Не хочу довольным быть тобою.
Я тебе завидовать хочу.
2 января 2011
«Моими друзьями с детства не были держиморды…»
A teaspoon of silence
Two spirals swirling, melting into a cup
A teaspoon of sugar
And all that is —
All that is well —
The result will always remain a mystery
Even to the creator of the recipe.
Dmitry Yevtushenko, Mystery Recipe
Моими друзьями с детства не были держиморды,
а Буратино,
Тиль Уленшпигель,
и Сирано,
Дон Кихот.
А у младшего сына —
корова тряпичная и диджимоны
и отмалчиванье —
самый тонкий и вежливый ход.
Но было его тряпичной коровы немое мычанье
красноречивее, чем, например, Монтень,
а его сокровеннейшее молчанье
разговорчивей, чем его тень,
наводимая на плетень…
И когда он совсем от ответов ускальзывал,
даже в этом была беззащитная нагота,
даже этим,
захлебываясь,
он рассказывал
то, что я не сумею понять никогда…
29 апреля 2012
«Из всего настоящего…»
Из всего настоящего,
перед чувством конца,
я хотел бы хрустящего
малосольного огурца.
В сталинской эре, пышной и низкой, был я беременной машинисткой
Мне до детства бы опять помолодеть,
ибо в детстве счастья видел маловато.
На земле еще счастливых мало детств,
надо сделать, чтоб их были миллиарды!
Были шмотки у меня убогие,
Но зато какая антология!
Любка-красногубка
Вся в сосульках ржавых юбка.
Не в себе.

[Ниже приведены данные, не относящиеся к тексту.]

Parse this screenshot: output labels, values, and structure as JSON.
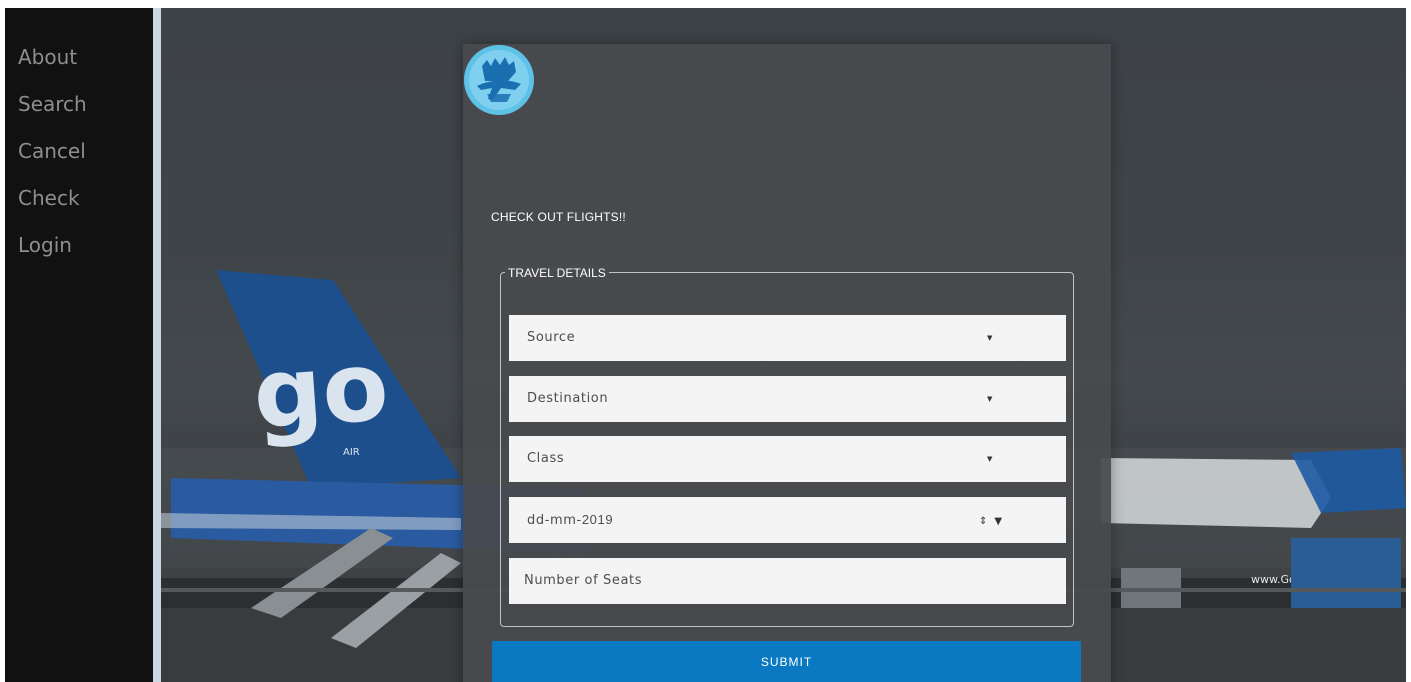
{
  "sidebar": {
    "items": [
      {
        "label": "About"
      },
      {
        "label": "Search"
      },
      {
        "label": "Cancel"
      },
      {
        "label": "Check"
      },
      {
        "label": "Login"
      }
    ]
  },
  "background": {
    "tail_text": "go",
    "tail_small_text": "AIR",
    "fuselage_text": "www.GoAir.in"
  },
  "form": {
    "title": "CHECK OUT FLIGHTS!!",
    "fieldset_legend": "TRAVEL DETAILS",
    "source_label": "Source",
    "destination_label": "Destination",
    "class_label": "Class",
    "date_prefix": "dd-mm-",
    "date_year": "2019",
    "seats_placeholder": "Number of Seats",
    "submit_label": "SUBMIT",
    "dropdown_arrow": "▼",
    "date_spin": "⇕",
    "date_arrow": "▼"
  },
  "colors": {
    "sidebar_bg": "#111111",
    "sidebar_text": "#8e8e8e",
    "card_bg": "#484a4d",
    "field_bg": "#f4f4f4",
    "submit_bg": "#0a79c2",
    "logo_bg": "#5ec1e8",
    "logo_dark": "#1a6fb0"
  },
  "icons": {
    "logo": "hand-airplane-logo-icon",
    "dropdown": "caret-down-icon",
    "date_spinner": "spinner-icon"
  }
}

Пьяным-пьяна.
«Эй ты, Любка-красногубка!
Что срамишься, сатана!» —
поносила ее бабка,
потрясая кулаком,
та, что прячет ключ от бака
с привокзальным кипятком.
Раньше было тут бесплатно,
а теперь для недотеп
продает она приватно
кипяток за двадцать коп.
Ну а Любка-красногубка
ей в ответ не сгоряча —
будто капала так хрупко
на морозище свеча:
«Я прошу тебя, суседку,
пожалей – ведь я вдова.
Муж пропал, уйдя в разведку,
Но Москва – она жива.
Жизнь была хужей всех адов,
но, дитятей тяжела,
я для ранетых солдатов
нянькой в госпиталь пошла.
А сынок родился мертвый,
видно было по лицу,
но, отцом, как видно, гордый,
отлетел душой к отцу.
Ну а я любила многих,
всех, кто с мужем шел на бой,
и безруких, и безногих
утешала я собой.
Колыбельные им пела,
а не малому дитю.
Все их жалобы терпела.
Мерли —
стряпала кутью.
Я себя не измарала.
Верной им была женой
и ни с кем не изменяла
нашей армии родной».
А у бабки еще злистей
поднялась, трясясь, рука,
где веревочка на кисти
с ключиком от кипятка.
Вновь завелся, как пластинка,
лживой праведницы смех:
«Ты, солдатская подстилка,
здесь в Зиме позоришь всех!»
Но готовы в драку, в рубку,
мы прикрыли не впервой
нашу Любку-красногубку
всей мальчишеской братвой.
И сибирского пацанства
голодухинских тех дней
не сменяли б за полцарства
на позорный смех над ней.
21 января 2012
«Предатель», не предавший никого
Алексею Пивоварову – замечательному кинодокументалисту, с болью рассказавшему в своих фильмах о Великой Отечественной о тех окруженных советских солдатах и офицерах, кого иногда называли «предателями», и когда они были вынуждены отступать без боеприпасов, иногда и без оружия, их беспощадно расстреливали заградотряды.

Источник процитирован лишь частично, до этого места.